Numbers dropped due to production stoppages caused by the on-going shortage of chips and were exacerbated by the permanent closure of Honda’s Swindon plant in July, the SMMT said, noting that the deficit could impact figures for a year.
However, the uptake of electrified cars remained healthy, with battery electric vehicles (BEVs), plug-in hybrids (PHEV) and hybrids (HEV) comprising 30% of October production.
Production of zero-emissions models reached 50,000 for the year so far – more than the 43,790-unit figure achieved in 2019, as manufacturing of EVs rose by 17.5% to 8454 units.

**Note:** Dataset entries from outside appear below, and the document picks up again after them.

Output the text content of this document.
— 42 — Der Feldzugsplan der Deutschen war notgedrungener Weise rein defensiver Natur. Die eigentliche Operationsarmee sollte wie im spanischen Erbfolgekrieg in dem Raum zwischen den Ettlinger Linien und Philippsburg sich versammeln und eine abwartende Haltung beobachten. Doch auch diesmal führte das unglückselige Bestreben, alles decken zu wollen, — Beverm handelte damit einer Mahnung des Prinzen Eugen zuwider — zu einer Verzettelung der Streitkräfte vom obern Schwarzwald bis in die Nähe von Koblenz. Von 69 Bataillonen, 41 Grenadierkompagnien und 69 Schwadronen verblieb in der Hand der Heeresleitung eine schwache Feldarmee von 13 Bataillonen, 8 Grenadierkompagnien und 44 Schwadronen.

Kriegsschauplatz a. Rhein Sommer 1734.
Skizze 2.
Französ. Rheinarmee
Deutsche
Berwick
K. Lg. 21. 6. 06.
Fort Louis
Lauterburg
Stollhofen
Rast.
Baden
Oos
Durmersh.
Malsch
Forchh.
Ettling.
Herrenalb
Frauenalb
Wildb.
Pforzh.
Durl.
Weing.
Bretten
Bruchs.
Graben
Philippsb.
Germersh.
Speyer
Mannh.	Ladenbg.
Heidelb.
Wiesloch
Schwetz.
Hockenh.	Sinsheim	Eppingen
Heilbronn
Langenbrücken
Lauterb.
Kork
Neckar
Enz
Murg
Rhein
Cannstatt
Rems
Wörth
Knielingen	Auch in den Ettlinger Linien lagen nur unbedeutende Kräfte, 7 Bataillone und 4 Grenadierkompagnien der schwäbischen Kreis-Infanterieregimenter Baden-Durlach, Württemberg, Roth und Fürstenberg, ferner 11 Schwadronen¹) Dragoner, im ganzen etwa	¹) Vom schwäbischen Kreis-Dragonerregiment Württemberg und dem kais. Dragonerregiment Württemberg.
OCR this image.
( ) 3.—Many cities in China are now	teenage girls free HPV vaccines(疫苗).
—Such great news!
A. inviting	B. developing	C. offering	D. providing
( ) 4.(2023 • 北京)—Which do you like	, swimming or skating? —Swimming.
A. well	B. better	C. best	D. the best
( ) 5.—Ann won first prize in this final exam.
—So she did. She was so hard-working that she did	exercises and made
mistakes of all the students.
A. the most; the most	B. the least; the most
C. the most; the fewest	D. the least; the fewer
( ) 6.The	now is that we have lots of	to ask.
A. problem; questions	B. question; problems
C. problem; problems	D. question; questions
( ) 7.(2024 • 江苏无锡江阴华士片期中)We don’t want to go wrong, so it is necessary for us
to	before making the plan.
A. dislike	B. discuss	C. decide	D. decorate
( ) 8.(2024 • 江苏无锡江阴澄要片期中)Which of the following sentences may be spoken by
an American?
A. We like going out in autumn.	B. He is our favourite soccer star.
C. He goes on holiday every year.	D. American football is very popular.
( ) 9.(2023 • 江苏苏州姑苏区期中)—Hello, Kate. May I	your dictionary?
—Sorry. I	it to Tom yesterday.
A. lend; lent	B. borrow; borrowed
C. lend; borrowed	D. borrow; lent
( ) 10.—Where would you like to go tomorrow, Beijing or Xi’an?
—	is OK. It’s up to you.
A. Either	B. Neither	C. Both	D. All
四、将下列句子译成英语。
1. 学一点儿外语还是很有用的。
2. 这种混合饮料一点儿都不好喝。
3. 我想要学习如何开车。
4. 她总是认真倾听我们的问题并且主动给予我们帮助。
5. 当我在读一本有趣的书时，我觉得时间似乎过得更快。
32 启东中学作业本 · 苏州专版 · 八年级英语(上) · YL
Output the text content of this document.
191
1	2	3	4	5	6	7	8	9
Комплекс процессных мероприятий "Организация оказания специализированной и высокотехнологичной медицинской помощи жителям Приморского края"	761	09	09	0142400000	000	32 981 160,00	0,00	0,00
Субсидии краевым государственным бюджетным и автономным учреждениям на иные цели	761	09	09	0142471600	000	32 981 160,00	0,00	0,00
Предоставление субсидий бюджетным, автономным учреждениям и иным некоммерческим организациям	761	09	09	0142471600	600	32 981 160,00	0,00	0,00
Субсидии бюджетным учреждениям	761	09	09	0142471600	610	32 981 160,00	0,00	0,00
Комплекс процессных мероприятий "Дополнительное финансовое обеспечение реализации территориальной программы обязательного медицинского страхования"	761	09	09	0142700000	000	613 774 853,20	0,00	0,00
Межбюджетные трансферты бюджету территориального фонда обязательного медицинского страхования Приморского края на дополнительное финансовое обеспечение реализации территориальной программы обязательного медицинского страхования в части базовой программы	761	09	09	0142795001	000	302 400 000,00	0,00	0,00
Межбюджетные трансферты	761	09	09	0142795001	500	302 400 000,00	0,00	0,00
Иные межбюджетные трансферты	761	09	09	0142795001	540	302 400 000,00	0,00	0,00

“These figures are extremely worrying and show how badly the global semiconductor shortage is hitting UK car manufacturers and their suppliers,” said SMMT chief executive Mike Hawes.
“Britain’s automotive sector is resilient, but with Covid resurgent across some of our largest markets and global supply chains stretched and even breaking, the immediate challenges in keeping the industry operational are immense.”
The SMMT suggests the UK government can support the industry with measures to raise competitiveness with global rivals, in “tackling high energy costs, supporting employment and training and helping businesses whose cashflow is under pressure from these historically poor production numbers.”